Haru Biru CINTA yang Tumbuh di Dasar Hati

THAILAND identik dengan film horor. Itulah kesan yang selama ini tertanam di benakku. Tapi setelah menyaksikan film Crazy Little Thing Called Love, aku harus merevisi gambaran tersebut. Film yang barusan kutonton ini adalah jenis film romantis, mengharu-biru, dan menguras air mata bahagia. Pantas saja jika film ini dinobatkan sebagai film terlaris dan terromantis di Thailand pada tahun 2010.

Menyaksikan film ini, serasa menyaksikan film Ada Apa dengan Cinta? yang dibintangi Dian Sastro dan Nicholas Saputra. Kisahnya rada-rada mirip. Tentang persahabatan di masa sekolah menengah, kemudian ada cinta yang tidak sempat terucapkan, namun tumbuh mengakar hingga ke dasar hati, namun tak pernah bisa terucap. Mereka tak saling tahu betapa kuatnya gejolak cinta itu. Satu pihak menutup diri, lebih suka menyaksikan dari kejauhan, hingga akhirnya cinta itu harus menjauh.

Dan suatu hari, keduanya kembali dipertemukan. Kali ini cinta memenangkan hati keduanya. Setelah sedih yang menikan-nikam, kini bahagia yang memekar dan membuncah. Kita menyaksikan indahnya cinta yang mempertemukan. Dengan segera kita bisa menarik konklusi bahwa setelahnya cinta akan tumbuh hingga sebuah kembang merah yang indah menghiasi pucuk tanaman tersebut.

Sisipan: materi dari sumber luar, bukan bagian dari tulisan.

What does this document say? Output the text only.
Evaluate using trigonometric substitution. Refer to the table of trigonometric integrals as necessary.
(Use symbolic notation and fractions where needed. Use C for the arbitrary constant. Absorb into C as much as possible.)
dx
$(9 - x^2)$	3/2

Mulanya aku tak begitu tertarik sebab genre film Thailand cukup kuhapal. Akan tetapi setelah menyaksikan resensi yang dibuat istriku (baca DI SINI), aku mulai merevisi image yang terlanjur melekat di benak. Ternyata sineas Thailand pandai juga membuat film yang ada nuansa komedi, dan penuh adegan mengharukan.

Satu-satunya kerikil (untuk tidak menyebutnya kelemahan) dalam film ini adalah alur kisah yang lambat dan agak membosankan di awal. Terlampau banyak sisipan adegan yang tidak penting, tapi cukup efektif untuk memberi efek komedi hingga menghilangkan kebosanan. Jika kita melewati setengah jam pertama, maka kisah selanjutnya mulai masuk tanjakan, kerikil persoalan, konflik hingga konklusi pada sepuluh menit terakhir. Satu hal yang membuatku salut adalah transformasi sang gadis dari 'si buruk rupa' menjadi si cantik rupawan. Aku sendiri sempat pangling pada awalnya. Mungkin ini adalah kehebatan para tim rias (make up) di balik layar produksi film. 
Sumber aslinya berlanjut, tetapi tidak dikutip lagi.